Мак откинулся на спинку кресла. Репортеры прекратили работу и пялились на спорщиков.
— Не знаю, Смитсониан. Уж очень ты страстно разглагольствуешь.
Одно это должно было послужить предостережением. Но Лейси в запале неслась дальше:
— Мужчины-дизайнеры дарят нам дурацкие прозрачные блузки и комбинашки вместо платьев. И отказываются пришивать карманы. Возьми хотя бы свой пиджак. — Лейси схватила пиджак шефа со стула. — Смотри: внешние карманы, внутренние карманы, так что можно не таскать за собой сумку. А как насчет женщин? — осведомилась она, швыряя ему пиджак. — Разве реальная женщина недостойна иметь карманы? Они заявляют, что это уничтожит линии. Хорошие линии ничто уничтожить не может! Женщины не получают ни уважения, ни заботы, ни карманов! Мне нужны карманы!
От гнева Лейси задохнулась, но и это ее не остановило.
— А туфли? Лучше не начинать! Женская одежда по большей части неудобна, непривлекательна и неоправданно дорога! Нам следует писать о стиле, Мак. Согласись, новости моды — это вздор! Смехотворная чушь!
— Черта с два, — прорычал Мак. — Новости моды необходимы читателям. Называй это стилем, если тебе так нравится. И кстати, ты себя слышала? Считай, только что ты написала свою первую колонку. Дашь мне сорок строчек.
— Вашингтонцы не распознают стиля, даже если он укусит их в задницу.
Мак повернулся к своей газете и схватил недоеденный пончик, до того мирно покоившийся на бумажном полотенце поверх горы пресс-релизов и «Федерал реджистер»[23].
— Так кусайся, Лейси. Нечего их жалеть. Это твоя устрица. Проглоти ее. Пиши для этих твоих реальных женщин.
И, добавляя к нанесенной ране еще и оскорбление, Мак заставил Лейси пересесть за старый стол Мэрайи. Стол умершей женщины. Его еще населяли призраки личных вещей Мэрайи. Кроме того, он был известен читателям Мэрайи как «зона голубых волос». Лейси подкатила к зачумленному островку собственное кресло.
— Попробуй только поставить мне «кресло смерти», Мак! Это даже не эргономично!
«Мода в Вашингтоне? Кошмарный сон наяву».
Таков был заголовок первой колонки Лейси. На орехи досталось всем: дизайнерам, поставщикам готовой одежды, нелепо одетым теткам и мужикам-снобам.
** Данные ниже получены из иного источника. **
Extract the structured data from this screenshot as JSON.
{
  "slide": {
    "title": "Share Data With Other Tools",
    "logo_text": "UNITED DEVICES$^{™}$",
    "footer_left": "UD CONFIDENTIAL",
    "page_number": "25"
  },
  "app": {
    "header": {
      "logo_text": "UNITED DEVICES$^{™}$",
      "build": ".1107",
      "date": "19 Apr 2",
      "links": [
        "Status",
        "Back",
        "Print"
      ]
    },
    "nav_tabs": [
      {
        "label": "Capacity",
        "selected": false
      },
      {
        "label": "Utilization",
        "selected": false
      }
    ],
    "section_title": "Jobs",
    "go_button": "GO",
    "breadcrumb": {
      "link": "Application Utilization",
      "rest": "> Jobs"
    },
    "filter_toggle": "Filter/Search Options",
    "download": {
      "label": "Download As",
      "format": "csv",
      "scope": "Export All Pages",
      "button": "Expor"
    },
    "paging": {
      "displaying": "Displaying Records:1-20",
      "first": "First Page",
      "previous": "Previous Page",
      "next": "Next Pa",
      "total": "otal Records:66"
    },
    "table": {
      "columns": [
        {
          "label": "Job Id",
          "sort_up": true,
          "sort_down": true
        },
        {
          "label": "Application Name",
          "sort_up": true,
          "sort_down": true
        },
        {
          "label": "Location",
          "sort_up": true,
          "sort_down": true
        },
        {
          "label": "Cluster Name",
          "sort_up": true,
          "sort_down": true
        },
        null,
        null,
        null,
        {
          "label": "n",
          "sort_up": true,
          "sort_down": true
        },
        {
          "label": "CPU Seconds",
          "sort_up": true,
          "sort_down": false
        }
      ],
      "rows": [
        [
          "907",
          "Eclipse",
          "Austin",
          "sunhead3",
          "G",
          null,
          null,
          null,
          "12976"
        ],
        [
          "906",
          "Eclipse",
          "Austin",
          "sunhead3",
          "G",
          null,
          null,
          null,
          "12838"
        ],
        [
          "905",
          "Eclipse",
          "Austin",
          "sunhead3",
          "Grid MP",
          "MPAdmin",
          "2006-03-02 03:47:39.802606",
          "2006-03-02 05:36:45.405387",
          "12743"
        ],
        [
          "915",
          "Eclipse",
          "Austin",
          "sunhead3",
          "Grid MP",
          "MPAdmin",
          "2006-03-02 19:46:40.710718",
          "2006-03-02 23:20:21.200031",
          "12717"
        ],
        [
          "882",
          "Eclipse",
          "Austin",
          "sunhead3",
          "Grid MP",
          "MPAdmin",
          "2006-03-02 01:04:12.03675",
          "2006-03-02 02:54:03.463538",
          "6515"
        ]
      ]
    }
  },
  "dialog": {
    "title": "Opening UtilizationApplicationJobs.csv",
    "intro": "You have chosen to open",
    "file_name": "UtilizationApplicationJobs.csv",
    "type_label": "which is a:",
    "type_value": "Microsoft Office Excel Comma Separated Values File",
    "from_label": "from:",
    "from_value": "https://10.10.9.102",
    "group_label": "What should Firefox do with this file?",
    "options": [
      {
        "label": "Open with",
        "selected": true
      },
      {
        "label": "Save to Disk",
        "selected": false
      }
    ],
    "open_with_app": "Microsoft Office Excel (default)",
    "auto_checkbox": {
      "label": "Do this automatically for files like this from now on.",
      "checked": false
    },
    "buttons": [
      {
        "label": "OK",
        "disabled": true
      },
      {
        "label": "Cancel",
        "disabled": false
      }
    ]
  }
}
Стуча по клавиатуре, Лейси жалела о том времени, когда у репортеров стояли печатные машинки. По крайней мере можно было выместить злобу на клавишах, выбивая мелодию в такт бешеной ярости, полыхавшей в сердце. Лейси рассчитывала, что, если начнет саботировать новые обязанности, ее быстренько освободят и можно будет вернуться к городской хронике. Рассчитывала и просчиталась. Не ожидала она и потока писем, авторы которых хвалили ее в первую неделю и проклинали во вторую. Мэрайя никогда не получала отзывов. Ни разу.
Судьба Лейси была решена.
Чем возмутительнее она себя вела, тем больше нравилась читателям. Она замахнулась на известных вашингтонцев, священных и не слишком священных «коров» и «быков».
«Серое — не цвет, а тропический циклон».
«Поищите профсоюзный лейбл[24], но не выставляйте его напоказ».
«Можете носить все, что хотите, но при этом не можете запретить людям смеяться».
«Преступления против моды» родились и отказывались умереть.
Должность обозревателя мод была не так уж плоха, но Лейси никогда бы этого не признала. «Преступления против моды» заняли твердую позицию: Лейси рвала и метала по поводу полного отсутствия стиля у вашингтонцев и горой стояла за обыкновенных женщин, тех, кому не по карману одежда от дизайнеров и даже хлам от дизайнеров. Читатели любили ее и ненавидели. Она ухитрилась стать источником постоянного раздражения и соринкой в глазу БПЛ, бывшей первой леди. Но газетным боссам было наплевать. Тиражи росли, публика довольна, что еще нужно?
И теперь Лейси пыталась выяснить правду об убийственной стрижке в самом центре репортерского шабаша.